The ruling coalition led by Abe won by a landslide in the lower house election on October 23. The Liberal Democratic Party (LDP) and the Clean Government Party(KOMEITO) together garnered 310 seats, two-thirds of the house, among which LDP won 261 seats, a "super majority" which guarantees its leading role in parliament.
The Constitutional Democratic Party of Japan (CDPJ), a new party established by the liberals of the Democratic Party (DP), garnered 54 seats, making it the largest opposition party. The Party of Hope, a new party of DP conservatives led by Tokyo governor Yuriko Koike lost momentum, capturing only 50 seats.
For the first time, the LDP ran on a constitutional revision platform. Abe made clear his resolution to revise the country's constitution at a press conference after the election. The LDP will be the first party to promote the legalization of Japan's Self-Defense Forces. Abe's agenda is to achieve its goal of constitutional revision by 2020, and his re-election may hasten it.
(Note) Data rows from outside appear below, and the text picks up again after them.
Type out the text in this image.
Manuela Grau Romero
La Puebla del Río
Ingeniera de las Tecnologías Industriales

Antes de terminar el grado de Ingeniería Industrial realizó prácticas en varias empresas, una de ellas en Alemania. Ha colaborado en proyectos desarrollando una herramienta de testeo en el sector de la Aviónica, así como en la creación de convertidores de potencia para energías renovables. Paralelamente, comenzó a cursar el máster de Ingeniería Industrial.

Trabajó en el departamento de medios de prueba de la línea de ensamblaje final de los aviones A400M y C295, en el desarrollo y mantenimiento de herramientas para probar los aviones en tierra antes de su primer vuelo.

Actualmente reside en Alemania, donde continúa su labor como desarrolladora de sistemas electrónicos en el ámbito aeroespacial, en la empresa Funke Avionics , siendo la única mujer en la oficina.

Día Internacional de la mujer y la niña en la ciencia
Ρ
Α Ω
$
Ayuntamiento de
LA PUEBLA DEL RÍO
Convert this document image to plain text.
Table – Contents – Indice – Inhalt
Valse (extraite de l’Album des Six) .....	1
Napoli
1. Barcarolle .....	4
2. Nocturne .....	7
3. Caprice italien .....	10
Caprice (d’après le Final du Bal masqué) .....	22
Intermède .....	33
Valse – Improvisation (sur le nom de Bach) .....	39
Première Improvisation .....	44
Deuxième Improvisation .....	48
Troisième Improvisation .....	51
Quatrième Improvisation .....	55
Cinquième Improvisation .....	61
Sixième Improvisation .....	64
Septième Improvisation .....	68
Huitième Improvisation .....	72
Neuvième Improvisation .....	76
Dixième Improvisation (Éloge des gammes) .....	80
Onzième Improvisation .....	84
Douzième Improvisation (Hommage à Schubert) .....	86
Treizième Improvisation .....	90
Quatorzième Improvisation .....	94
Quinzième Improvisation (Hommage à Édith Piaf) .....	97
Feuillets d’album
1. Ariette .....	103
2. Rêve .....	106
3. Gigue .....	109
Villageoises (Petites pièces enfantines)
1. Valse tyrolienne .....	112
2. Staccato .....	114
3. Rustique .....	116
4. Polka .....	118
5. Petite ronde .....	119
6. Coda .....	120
Japan's constitution provides that any revision must be supported by an over two-thirds majority at both houses, and by a majority of Japanese citizens in a referendum. Since the Party of Hope threw its support behind the revision, the number of MPs in favor of revision increased considerably after the election. Those against a constitutional revision are mainly from CDPJ and the Communist Party of Japan. The public, however, has reservations about a revision. A poll conducted by the Asahi Shimbun shows that 45 percent are against the legalization of the Self-Defense Forces while 36 percent support it.
Abe campaigned on the achievements of "Abenomics." Haruhiko Kuroda, president of the Bank of Japan, said recently he "would advance a strong monetary easing policy." The LDP proposed that instead of reducing the deficit, revenue from a hike in the consumption tax rate in October 2019 should be used to resolve the problems of aging and the decline in the birth rate.
Japan's system of small electoral districts is convenient for the strong to stay strong. Data shows that the LDP only took 48 percent of votes in small electoral districts where people vote for individual representatives, but won 75 percent of the seats. In terms of proportional representation, the CDPJ and the Party of Hope together won 37 percent of the vote, with the LDP getting 33 percent.